Putting the “Purdue” in Purdue University Press: Letter from the Director

August 24th, 2020

This post was written by the director of Purdue University Press, Justin Race. It is the first in a series celebrating PUP’s 60th Anniversary by featuring the work the Press does on and around campus. You can find the whole series, Putting the “Purdue” in Purdue University Press, here.


 

Though obvious, it bears stating: every university press belongs to a particular university. Though we publish authors who are located across the world and seek a global audience, it is Purdue that we serve first and foremost. In a broad sense, that means projecting the university brand to readers everywhere. In a more immediate sense, it means partnering with the Purdue community to produce and disseminate the worthwhile and impactful scholarship being done right in our backyard.

Each year we publish a volume with the Center for C-SPAN Scholarship and Engagement—books that are freely available open access through Purdue e-Pubs. In November we will publish our eightieth book in the Purdue Studies in Romance Literatures series through a decades-long partnership with the School of Languages and Cultures. Our New Directions in the Human-Animal Bond series showcases cutting-edge research on the interplay between people and animals. We handle the review, editing, and publication of all the reports of the Joint Transportation Research Program, including each year’s Road School proceedings. And just a month ago we announced a new partnership with the Susan Bulkeley Butler Center for Leadership Excellence to launch a series on careers in higher education.

As the university is committed to student success, so is our press, offering two student-focused journals: the Journal of Purdue Undergraduate Research and the Purdue Journal of Service-Learning and International Engagement. Both are open access—in addition to eight other open access journals sponsored and edited by members of Purdue.

Last year we helped celebrate Purdue’s sesquicentennial with two definitive, beautiful histories about the university and student life: Ever True and Purdue at 150. Both are part of our Founders Series, which includes a multitude of works on the university and its impact.

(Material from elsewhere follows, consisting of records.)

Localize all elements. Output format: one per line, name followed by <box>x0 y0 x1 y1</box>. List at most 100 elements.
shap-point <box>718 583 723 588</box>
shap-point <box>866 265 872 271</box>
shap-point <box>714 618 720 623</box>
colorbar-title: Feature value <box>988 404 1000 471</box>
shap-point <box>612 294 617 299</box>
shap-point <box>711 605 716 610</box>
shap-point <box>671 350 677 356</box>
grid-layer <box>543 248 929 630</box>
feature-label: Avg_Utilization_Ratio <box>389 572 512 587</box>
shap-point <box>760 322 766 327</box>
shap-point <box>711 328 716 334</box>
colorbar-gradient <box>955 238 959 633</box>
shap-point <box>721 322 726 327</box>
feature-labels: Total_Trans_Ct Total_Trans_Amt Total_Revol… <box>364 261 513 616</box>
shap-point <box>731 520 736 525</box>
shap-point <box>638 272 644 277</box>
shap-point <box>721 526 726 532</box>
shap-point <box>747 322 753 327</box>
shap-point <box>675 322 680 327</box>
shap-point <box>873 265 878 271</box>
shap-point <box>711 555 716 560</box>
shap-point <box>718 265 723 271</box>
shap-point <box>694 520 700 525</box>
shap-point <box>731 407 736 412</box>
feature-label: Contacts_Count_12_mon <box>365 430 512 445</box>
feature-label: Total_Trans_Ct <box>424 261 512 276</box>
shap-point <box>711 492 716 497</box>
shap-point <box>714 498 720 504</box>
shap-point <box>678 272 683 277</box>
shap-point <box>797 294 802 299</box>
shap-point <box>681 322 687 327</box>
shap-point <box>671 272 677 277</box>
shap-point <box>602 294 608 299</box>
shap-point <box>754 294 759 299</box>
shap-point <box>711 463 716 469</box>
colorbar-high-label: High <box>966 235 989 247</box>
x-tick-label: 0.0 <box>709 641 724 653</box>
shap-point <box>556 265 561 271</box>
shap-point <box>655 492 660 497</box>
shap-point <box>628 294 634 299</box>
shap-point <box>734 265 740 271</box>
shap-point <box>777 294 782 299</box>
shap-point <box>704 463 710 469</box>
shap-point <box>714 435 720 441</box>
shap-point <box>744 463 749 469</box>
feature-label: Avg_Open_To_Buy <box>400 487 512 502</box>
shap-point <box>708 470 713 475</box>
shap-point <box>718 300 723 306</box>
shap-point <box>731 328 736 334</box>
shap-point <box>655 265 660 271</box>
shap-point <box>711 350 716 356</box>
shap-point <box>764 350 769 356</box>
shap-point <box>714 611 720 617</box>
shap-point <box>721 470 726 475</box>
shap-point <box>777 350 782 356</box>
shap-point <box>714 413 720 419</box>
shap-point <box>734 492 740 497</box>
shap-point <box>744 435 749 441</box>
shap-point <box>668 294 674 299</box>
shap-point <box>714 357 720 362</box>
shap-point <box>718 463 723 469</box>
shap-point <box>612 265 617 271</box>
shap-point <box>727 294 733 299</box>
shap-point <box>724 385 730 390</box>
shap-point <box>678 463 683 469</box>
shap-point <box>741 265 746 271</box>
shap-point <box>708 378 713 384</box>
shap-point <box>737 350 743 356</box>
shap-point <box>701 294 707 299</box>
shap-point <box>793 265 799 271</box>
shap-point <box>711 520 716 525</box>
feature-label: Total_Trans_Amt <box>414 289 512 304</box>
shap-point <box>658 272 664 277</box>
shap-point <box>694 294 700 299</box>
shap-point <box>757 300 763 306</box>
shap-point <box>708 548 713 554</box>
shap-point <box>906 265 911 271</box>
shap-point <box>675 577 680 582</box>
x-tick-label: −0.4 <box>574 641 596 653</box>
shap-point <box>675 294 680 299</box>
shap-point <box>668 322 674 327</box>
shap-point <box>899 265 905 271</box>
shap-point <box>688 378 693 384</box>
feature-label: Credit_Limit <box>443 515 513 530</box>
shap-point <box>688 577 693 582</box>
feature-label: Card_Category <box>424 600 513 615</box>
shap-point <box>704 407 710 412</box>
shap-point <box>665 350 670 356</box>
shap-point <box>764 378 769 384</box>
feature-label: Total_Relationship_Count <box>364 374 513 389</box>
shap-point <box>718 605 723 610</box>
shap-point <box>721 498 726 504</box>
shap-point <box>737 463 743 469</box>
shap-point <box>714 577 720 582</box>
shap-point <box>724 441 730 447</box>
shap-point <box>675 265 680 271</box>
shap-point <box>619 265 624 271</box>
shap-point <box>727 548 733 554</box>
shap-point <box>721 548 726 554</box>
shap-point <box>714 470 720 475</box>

We have always published departmental histories, most recently A Passion for Excellence: The History of Aviation Education at Purdue University.

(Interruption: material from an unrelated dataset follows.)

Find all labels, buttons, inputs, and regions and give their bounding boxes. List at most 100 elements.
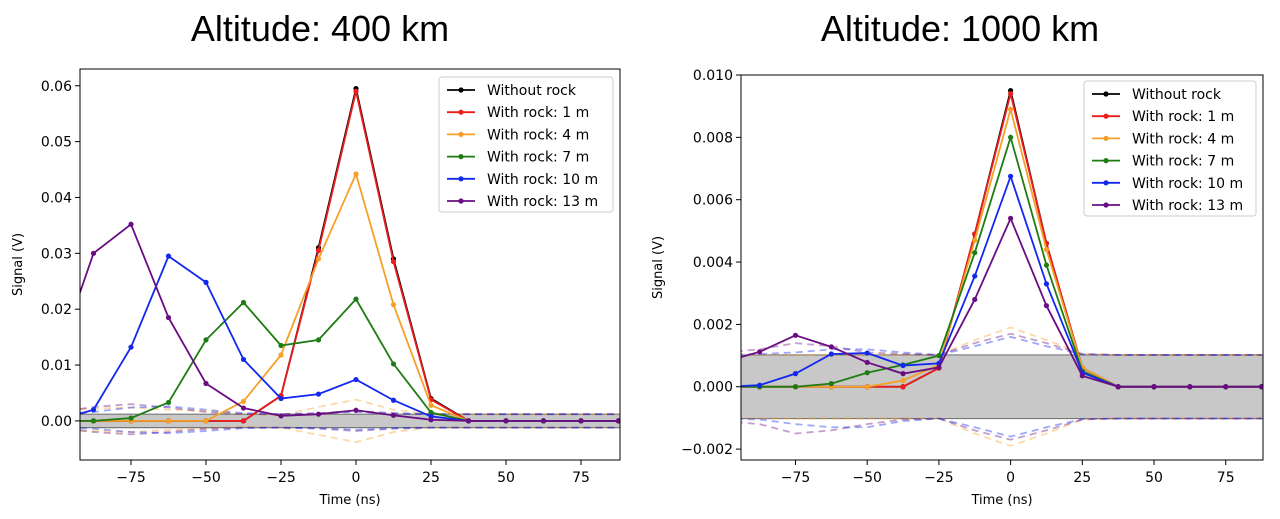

Here in the “cradle of astronauts,” we have a ranging list of titles on space, including two volumes of letters written to Neil Armstrong, capitalizing on the collection of his papers held by the university’s Archives and Special Collections.

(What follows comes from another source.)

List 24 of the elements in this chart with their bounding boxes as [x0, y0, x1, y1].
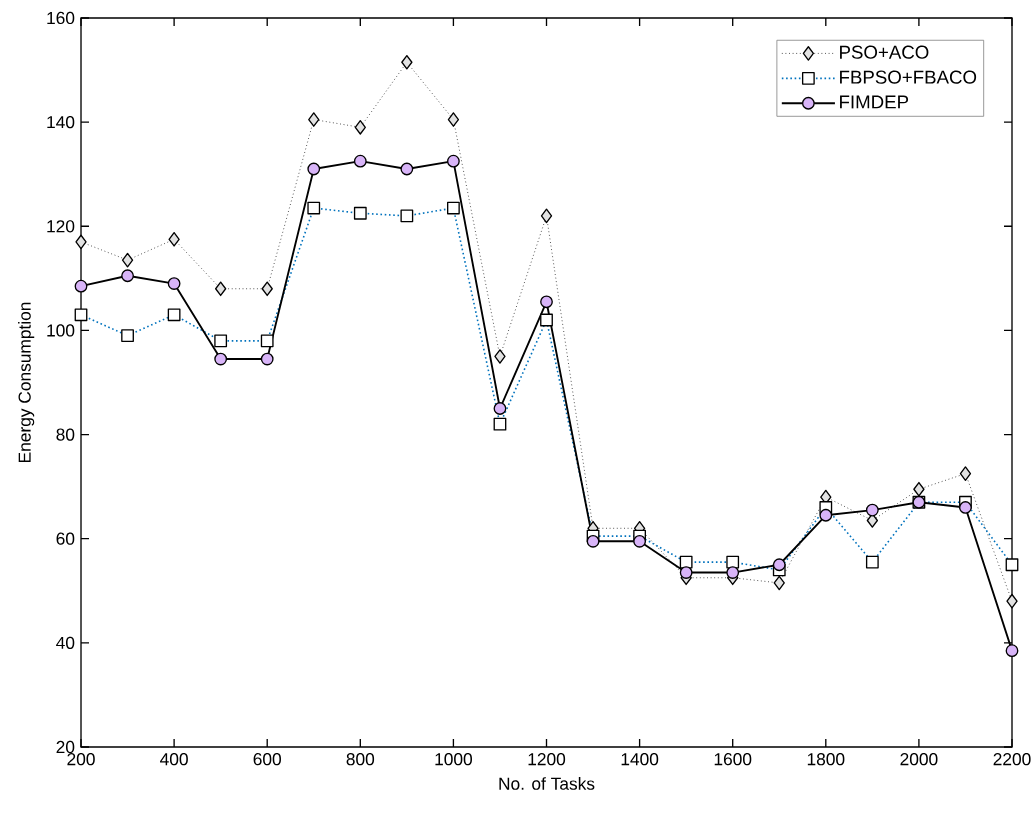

This is hardly an exhaustive list, but rather a sampling of the value a press can provide to its parent institution, which we have been doing for sixty years and counting. From giving students their first publication credit to producing government reports to publishing specialized monographs to documenting the university’s history to hosting a wide array of book series and journals edited by our faculty: our press is active throughout our community, working toward student success, fulfilling our mission as a land-grant university, and bringing to the world the worthwhile scholarship done here. Purdue University Press truly belongs to all of us.